Segundo o MP, o secretário usava a sogra como “laranja”, com salário de R$ 3,4 mil mensais em seu nome, somando R$ 539 mil ao longo de 11 anos. Ele confessou a ilegalidade e se dispôs a ressarcir os cofres públicos, com quatro cheques posteriormente depositados. A devolução não encerrou os inquéritos, que geram duas ações – uma cível, em que foi condenado por improbidade administrativa, e outra criminal, acusado de peculato (desvio de dinheiro público). O Ministério Público não encontrou evidências de que Richa ou Verônica tivessem tido benefícios com o caso ou mesmo conhecimento da ilegalidade.
O caso tramitava a passos lentos em primeira instância até julho de 2013 e quando estava prestes a ser concluído, Ezequias foi nomeado secretário especial, ganhando o direito de foro privilegiado, passando a ter o caso analisado diretamente pelo Tribunal de Justiça.
Debate jurídico
A discussão no tribunal se arrasta há anos e, depois de dois meses parado nas mãos do desembargador Carvílio da Silveira Filho, nesta segunda-feira (3) o processo retornou à pauta, em debate que levou duas horas. Houve pontos de divergência. Enquanto alguns magistrados defenderam a redução da pena, outros acataram o argumento do Ministério Público e queriam aumentar o tempo de condenação – o que evitaria a prescrição do caso – mas foram vencidos. Foi o caso dos desembargadores Fernando Prazeres e Ruy Cunha Sobrinho, que falaram sobre os efeitos morais da prescrição. Destacaram que o caso é “gravíssimo”, com consequências que afetam a imagem dos órgãos públicos e que a falta de uma punição efetiva depois de 11 anos praticando o crime era inapropriada.

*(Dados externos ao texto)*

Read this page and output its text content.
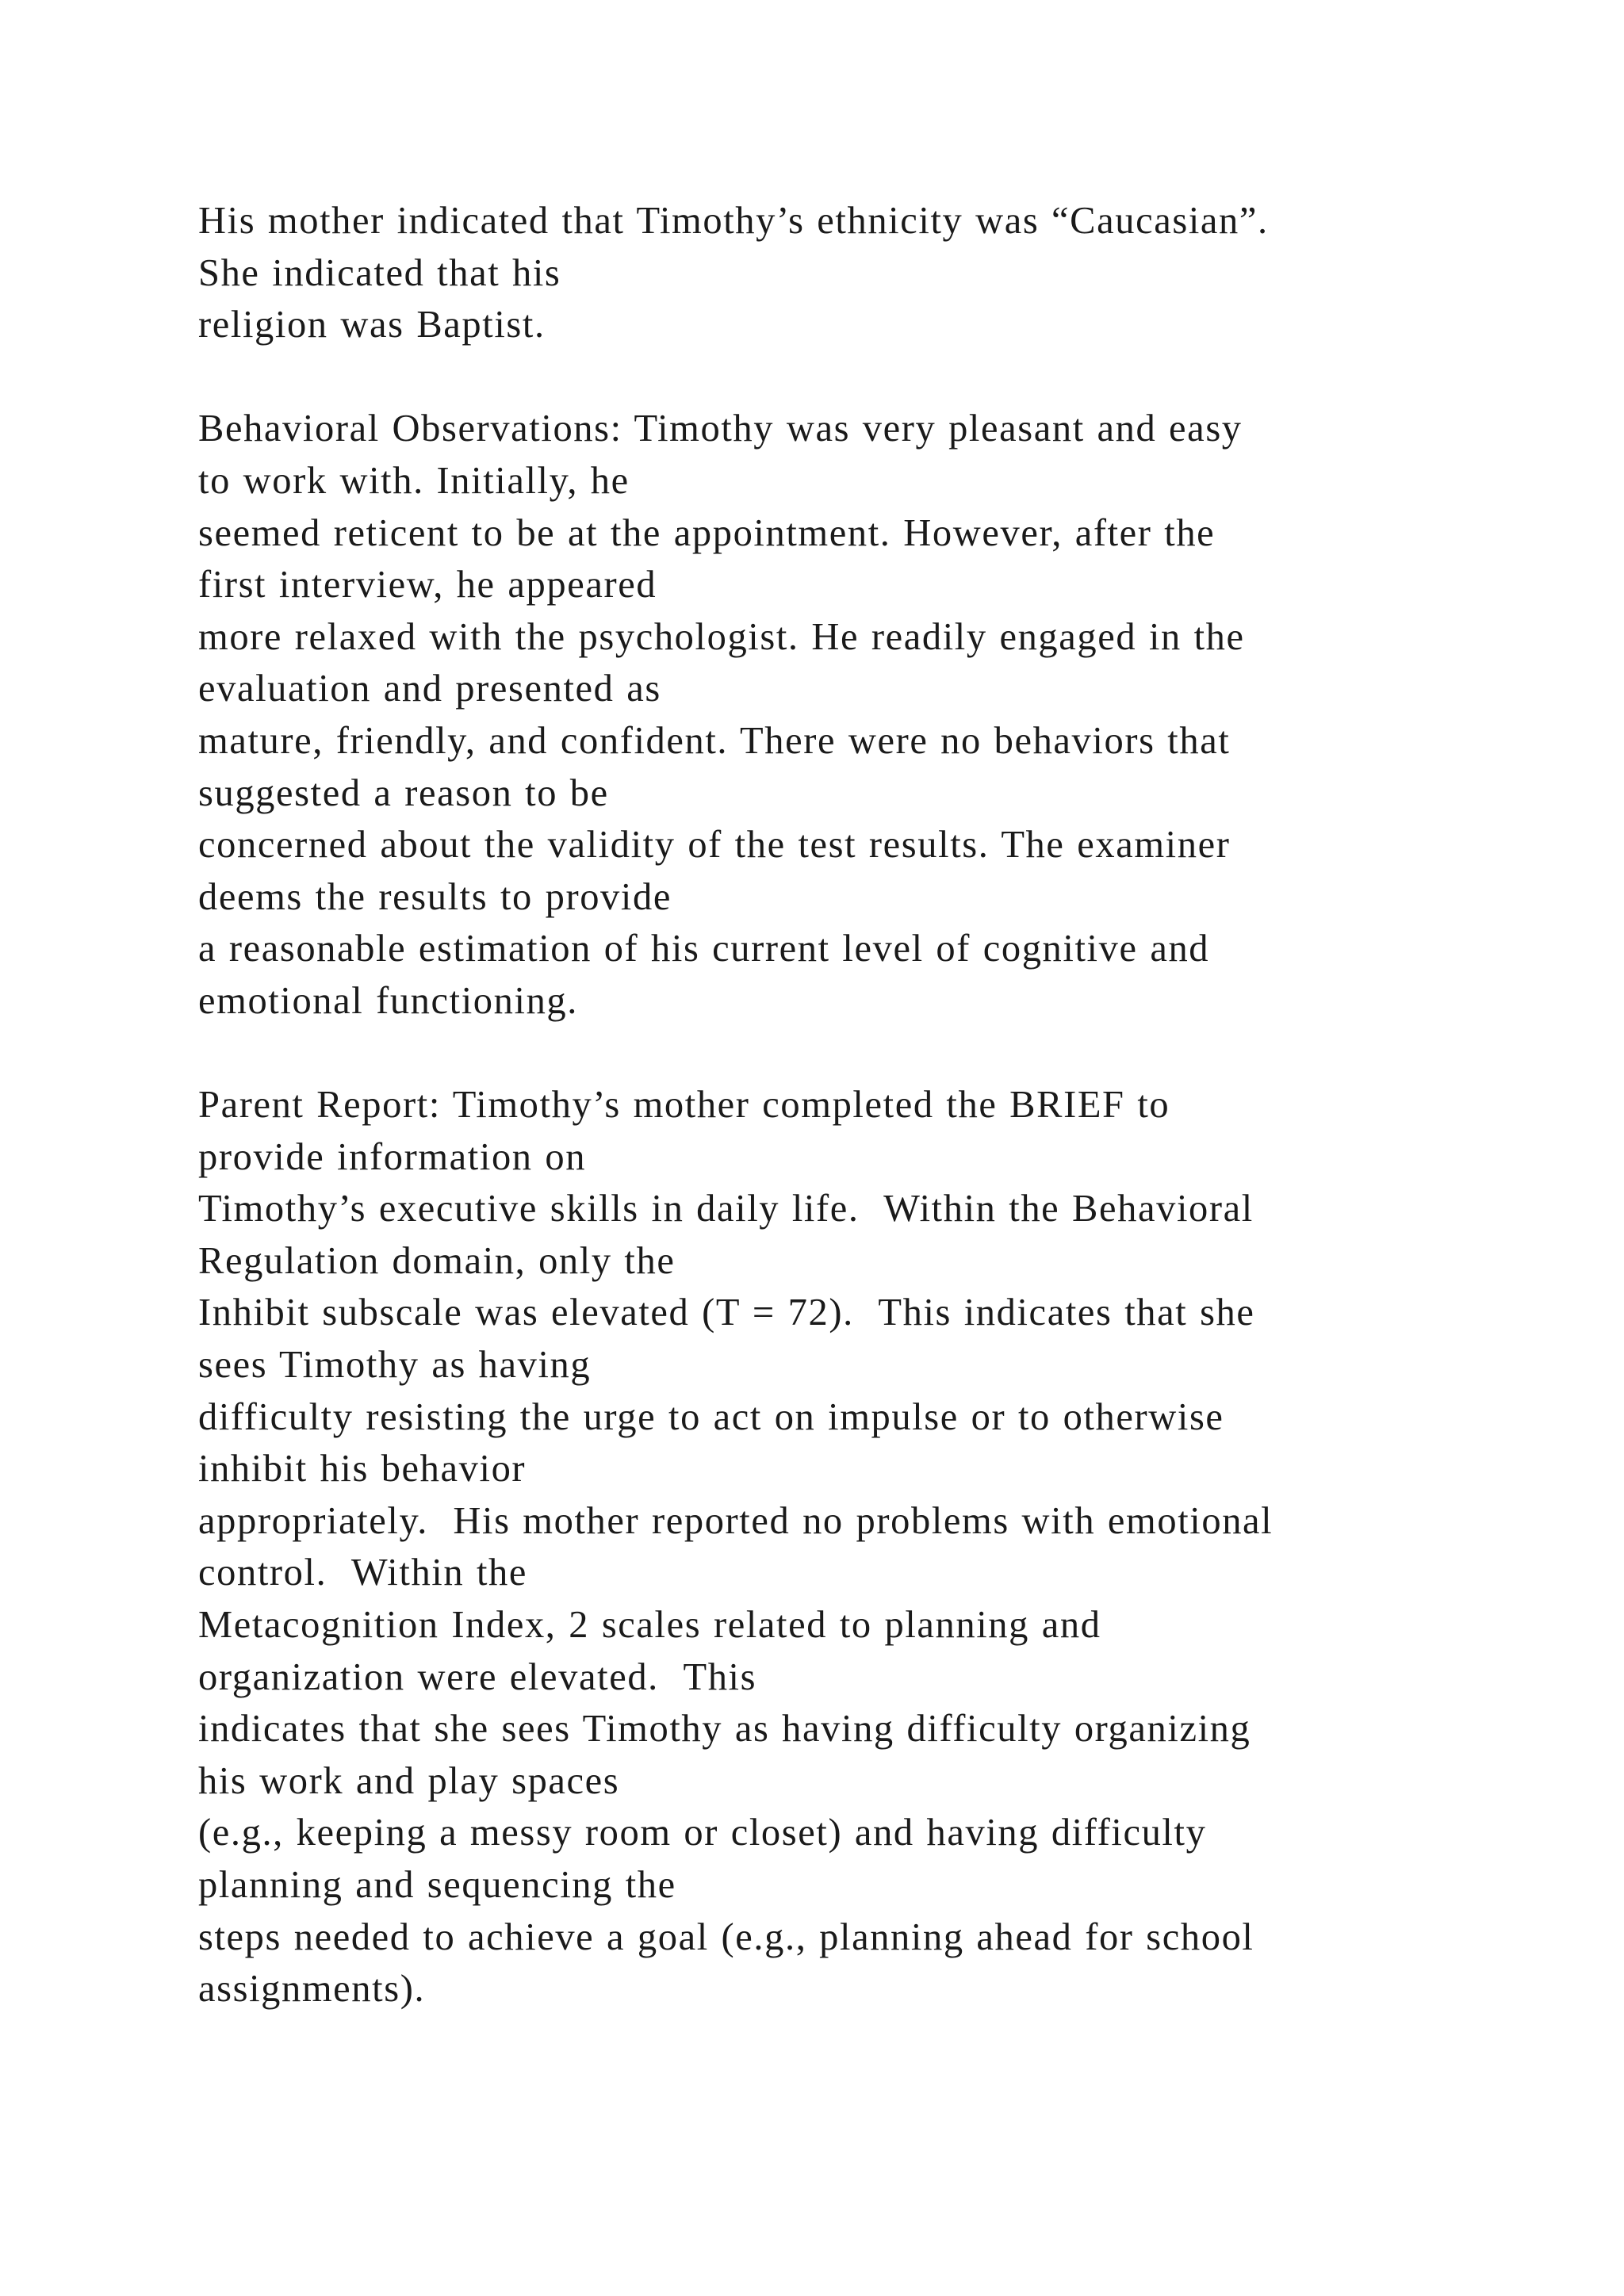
His mother indicated that Timothy’s ethnicity was “Caucasian”.
She indicated that his
religion was Baptist.

Behavioral Observations: Timothy was very pleasant and easy
to work with. Initially, he
seemed reticent to be at the appointment. However, after the
first interview, he appeared
more relaxed with the psychologist. He readily engaged in the
evaluation and presented as
mature, friendly, and confident. There were no behaviors that
suggested a reason to be
concerned about the validity of the test results. The examiner
deems the results to provide
a reasonable estimation of his current level of cognitive and
emotional functioning.

Parent Report: Timothy’s mother completed the BRIEF to
provide information on
Timothy’s executive skills in daily life.  Within the Behavioral
Regulation domain, only the
Inhibit subscale was elevated (T = 72).  This indicates that she
sees Timothy as having
difficulty resisting the urge to act on impulse or to otherwise
inhibit his behavior
appropriately.  His mother reported no problems with emotional
control.  Within the
Metacognition Index, 2 scales related to planning and
organization were elevated.  This
indicates that she sees Timothy as having difficulty organizing
his work and play spaces
(e.g., keeping a messy room or closet) and having difficulty
planning and sequencing the
steps needed to achieve a goal (e.g., planning ahead for school
assignments).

Já Carvilio destacou que Ezequias mudou, que é um novo homem, que mais nada pesa contra ele e que, assim, a dose da pena seria desproporcional. “Houve um arrependimento real”, considerou. O fato de ele ter devolvido o dinheiro foi considerado um atenuante. Ao citar o risco de Ezequias perder o cargo como funcionário celetista na Sanepar, Miguel Kfouri Neto citou que “justiça criminal sem misericórdia não é justiça, é crueldade”. O desembargador Telmo Cherem, por exemplo, apesar de repreender a atitude de Ezequias, destacou que o sistema demorou tanto para analisar o caso que o Ministério Público e a Justiça deviam assumir a culpa pela condenação sem efeito. “O caso é emblemático, muito feio. Eu não o teria como meu secretário”, comentou.
Por 11 votos, venceu a tese do relator do caso, Luis Carlos Xavier, que considerou Ezequias culpado por peculato, com pedido de pena de seis anos e oito meses de prisão, a ser cumprida em regime semiaberto, com pagamento de 173 dias de multa e a perda de cargo público. Contudo, a pena-base ficou em quatro anos e como se passaram oito anos desde o recebimento da denúncia pelo Judiciário, a condenação passa a não ter efeito. Não haveria prescrição caso a pena-base fosse superior a quatro anos. Pela lei, os crimes de peculato são punidos com penas entre dois e 12 anos de prisão.